On 12 October, Friends Meeting House on Euston Road, London, played host to a conference which aimed to examine the ongoing conflict in Afghanistan and explore practical ways to support the emergence of a nonviolent peace movement in the country.

Participants, including more than 80 peace activists and members of the Afghan diaspora, began by hearing from an Afghan woman who had recently won her asylum claim to stay in the UK. She underlined the importance of education for women and by women in Afghanistan and argued for the more general involvement of women in all sectors of Afghan society. This was followed by a talk from Jonathan Steele, journalist and author of Ghosts of Afghanistan (see review in PN 2552-3). He provided an in-depth analysis of the current situation and related it to the turbulent history of the area, much of it based upon information gathered in his visits to Afghanistan over the last 20 years. Via Skype and a real-time translation, the room then heard from a group of women in Kabul who are running a sewing cooperative, making duvets for refugees in the city.

Breakaway workshops took place in the afternoon, focussing on themes such as building unity between Afghans living in the UK and the wider peace movement; raising awareness about Afghanistan’s role as a processing centre for ‘extraordinary rendition’; and the expansion of the use of drones in remote warfare and the growing resistance to them in both the UK and elsewhere.
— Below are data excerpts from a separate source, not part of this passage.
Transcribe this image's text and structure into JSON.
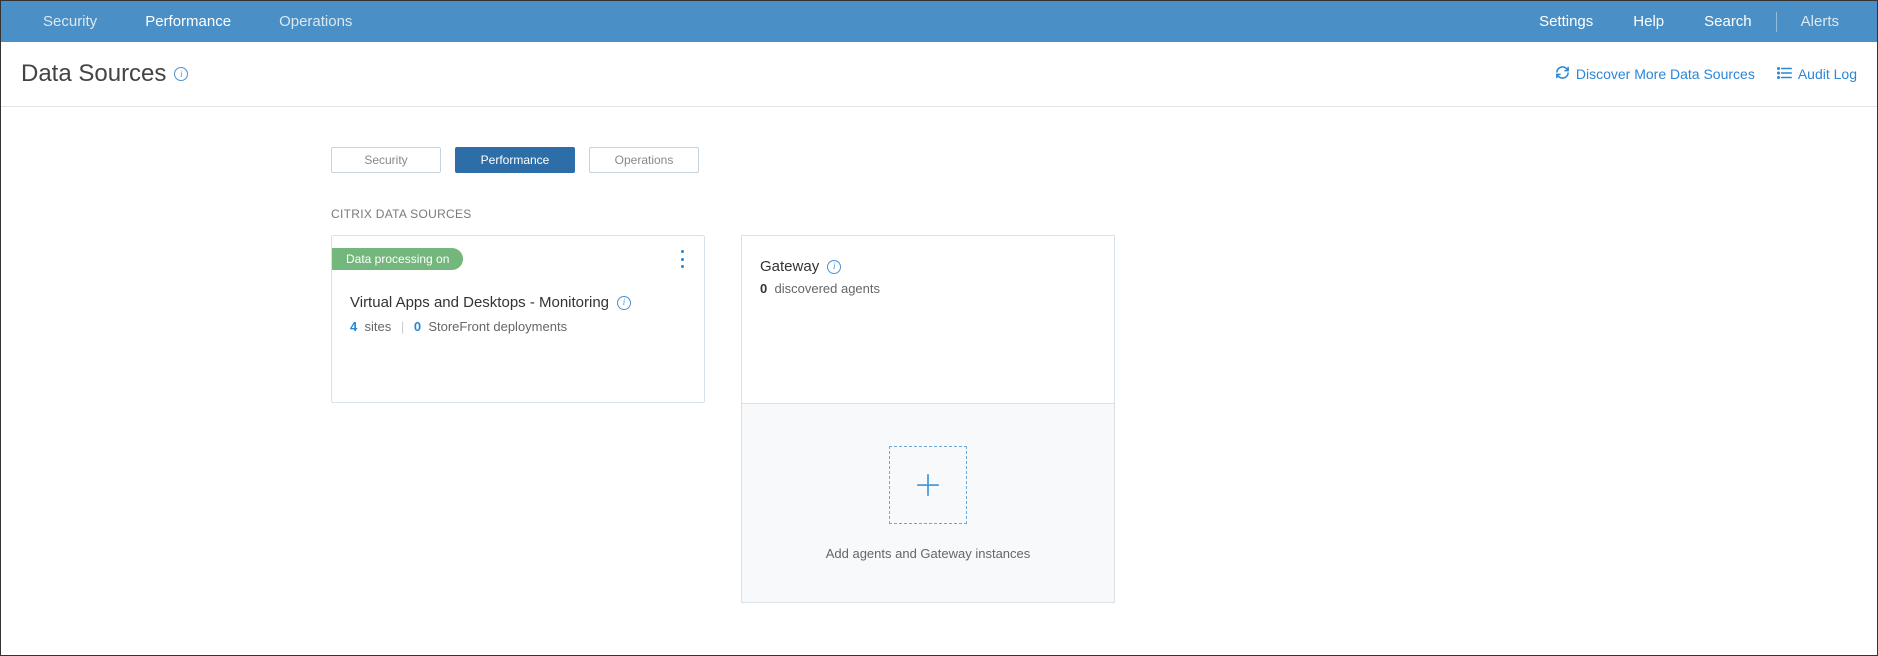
{
  "topnav": {
    "left": [
      "Security",
      "Performance",
      "Operations"
    ],
    "active_index": 1,
    "right": [
      "Settings",
      "Help",
      "Search"
    ],
    "alerts": "Alerts"
  },
  "page": {
    "title": "Data Sources",
    "discover_link": "Discover More Data Sources",
    "audit_link": "Audit Log"
  },
  "tabs": {
    "items": [
      "Security",
      "Performance",
      "Operations"
    ],
    "active_index": 1
  },
  "section_label": "CITRIX DATA SOURCES",
  "card_vad": {
    "badge": "Data processing on",
    "title": "Virtual Apps and Desktops - Monitoring",
    "sites_count": "4",
    "sites_label": "sites",
    "sf_count": "0",
    "sf_label": "StoreFront deployments"
  },
  "card_gateway": {
    "title": "Gateway",
    "agents_count": "0",
    "agents_label": "discovered agents",
    "add_caption": "Add agents and Gateway instances"
  }
}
The plenary then turned again to the distance-shrinking technology of Skype to talk to the Afghan Peace Volunteers, a group of mostly young people from diverse ethnic communities living in Kabul who are striving to build a nonviolent peace movement and develop alternative visions for the future of Afghanistan that can truly break from the cycle of violence in which they live.

Participant and workshop leader Aisha Maniar described the conference as a first step in an initiative to ensure that, when foreign troops leave, ‘the plight of the Afghan people does not fall under the radar’. She added that: ‘contrary to media reports, none of the Afghan speakers in London or Kabul mentioned the Taliban as a concern, or at all. Instead, the predominant issues raised by Afghans were the difficult security situation in the country, inter-tribal, inter-ethnic and religious disunity among Afghans and the failure of Afghan rulers to consider the concerns and needs of the Afghan people’.


‘Afghanistan: What next? Supporting Peace & Justice’ was organised by Voices for Creative Non-Violence UK and supported by Afghan Peace Volunteers, UK Catholic Workers, Quaker Peace and Social Witness, London Guantánamo Campaign and the Asian Christian Fellowship.